Objective: In myocardial pathology such as heart failure a late sodium current (I-NaL) augmentation is known to be involved in conditions of arrhythmogenesis. However, the underlying mechanisms of the I-NaL generation are not entirely understood. By now evidence is growing that non-cardiac sodium channel isoforms could also be involved in the I-NaL generation.

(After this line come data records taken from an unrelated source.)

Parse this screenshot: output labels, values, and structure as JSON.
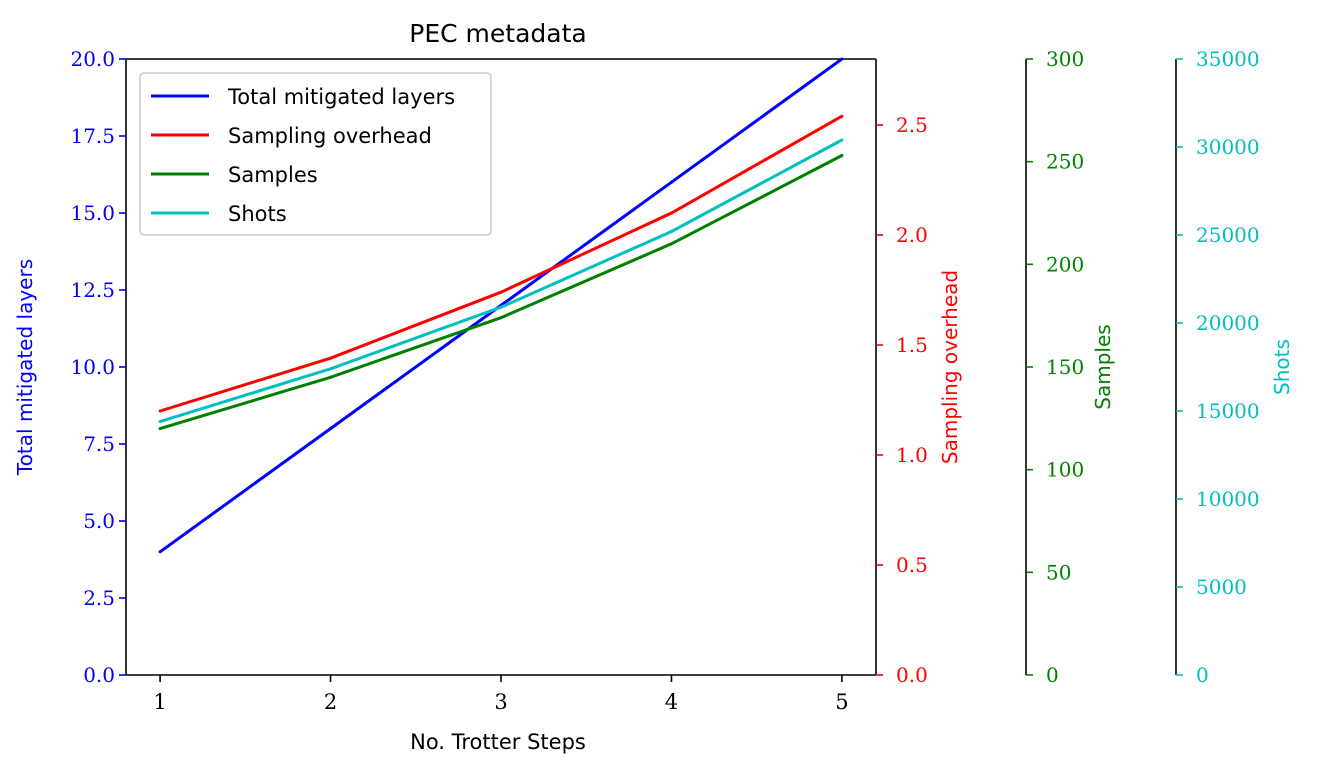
{
  "chart_data": {
    "type": "line",
    "title": "PEC metadata",
    "xlabel": "No. Trotter Steps",
    "x": [
      1,
      2,
      3,
      4,
      5
    ],
    "xlim": [
      0.8,
      5.2
    ],
    "x_ticks": [
      "1",
      "2",
      "3",
      "4",
      "5"
    ],
    "grid": false,
    "legend_position": "upper-left",
    "axes": [
      {
        "id": "layers",
        "label": "Total mitigated layers",
        "side": "left",
        "color": "#0000ff",
        "ylim": [
          0,
          20
        ],
        "ticks": [
          0,
          2.5,
          5,
          7.5,
          10,
          12.5,
          15,
          17.5,
          20
        ],
        "tick_labels": [
          "0.0",
          "2.5",
          "5.0",
          "7.5",
          "10.0",
          "12.5",
          "15.0",
          "17.5",
          "20.0"
        ]
      },
      {
        "id": "overhead",
        "label": "Sampling overhead",
        "side": "right",
        "color": "#ff0000",
        "ylim": [
          0,
          2.8
        ],
        "ticks": [
          0,
          0.5,
          1,
          1.5,
          2,
          2.5
        ],
        "tick_labels": [
          "0.0",
          "0.5",
          "1.0",
          "1.5",
          "2.0",
          "2.5"
        ]
      },
      {
        "id": "samples",
        "label": "Samples",
        "side": "right",
        "color": "#008000",
        "ylim": [
          0,
          300
        ],
        "ticks": [
          0,
          50,
          100,
          150,
          200,
          250,
          300
        ],
        "tick_labels": [
          "0",
          "50",
          "100",
          "150",
          "200",
          "250",
          "300"
        ]
      },
      {
        "id": "shots",
        "label": "Shots",
        "side": "right",
        "color": "#00bfbf",
        "ylim": [
          0,
          35000
        ],
        "ticks": [
          0,
          5000,
          10000,
          15000,
          20000,
          25000,
          30000,
          35000
        ],
        "tick_labels": [
          "0",
          "5000",
          "10000",
          "15000",
          "20000",
          "25000",
          "30000",
          "35000"
        ]
      }
    ],
    "series": [
      {
        "name": "Total mitigated layers",
        "axis": "layers",
        "color": "#0000ff",
        "values": [
          4,
          8,
          12,
          16,
          20
        ]
      },
      {
        "name": "Sampling overhead",
        "axis": "overhead",
        "color": "#ff0000",
        "values": [
          1.2,
          1.44,
          1.74,
          2.1,
          2.54
        ]
      },
      {
        "name": "Samples",
        "axis": "samples",
        "color": "#008000",
        "values": [
          120,
          145,
          174,
          210,
          253
        ]
      },
      {
        "name": "Shots",
        "axis": "shots",
        "color": "#00bfbf",
        "values": [
          14400,
          17400,
          20900,
          25200,
          30400
        ]
      }
    ]
  }
}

The present study investigates the contribution of the neuronal sodium channel isoform Na(v)1.8 to arrhythmogenesis in a clearly-defined setting of enhanced I-NaL by using anemone toxin II (ATX-II) in the absence of structural heart disease. Methods: Electrophysiological experiments were performed in order to measure I-NaL, action potential duration (APD), SR-Ca2+-leak and cellular proarrhythmic triggers in ATX-II exposed wild-type (WT) and SCN10A(-/-) mice cardiomyocytes. In addition, WT cardiomyocytes were stimulated with ATX-II in the presence or absence of Na(v)1.8 inhibitors. I-NCX was measured by using the whole cell patch clamp method. Results: In WT cardiomyocytes exposure to ATX-II augmented I-NaL, prolonged APD, increased SR-Ca2+-leak and induced proarrhythmic triggers such as early afterdepolarizations (EADs) and Ca2+-waves. All of them could be significantly reduced by applying Na(v)1.8 blockers PF-01247324 and A-803467. Both blockers had no relevant effects on cellular electrophysiology of SCN10A(-/-) cardiomyocytes. Moreover, in SCN10A(-/-)-cardiomyocytes, the ATX-II-dependent increase in I-NaL, SR-Ca2+-leak and APD prolongation was less than in WT and comparable to the results which were obtained with WT cardiomyocytes being exposed to ATX-II and Na(v)1.8 inhibitors in parallel. Moreover, we found a decrease in reverse mode NCX current and reduced CaMKII-dependent RyR2-phosphorylation after application of PF-01247324 as an underlying explanation for the Na+-mediated Ca2+-dependent proarrhythmic triggers. Conclusion: The current findings demonstrate that Na(v)1.8 is a significant contributor for I-NaL-induced arrhythmic triggers. Therefore, Na(v)1.8 inhibition under conditions of an enhanced I-NaL constitutes a promising antiarrhythmic strategy which merits further investigation.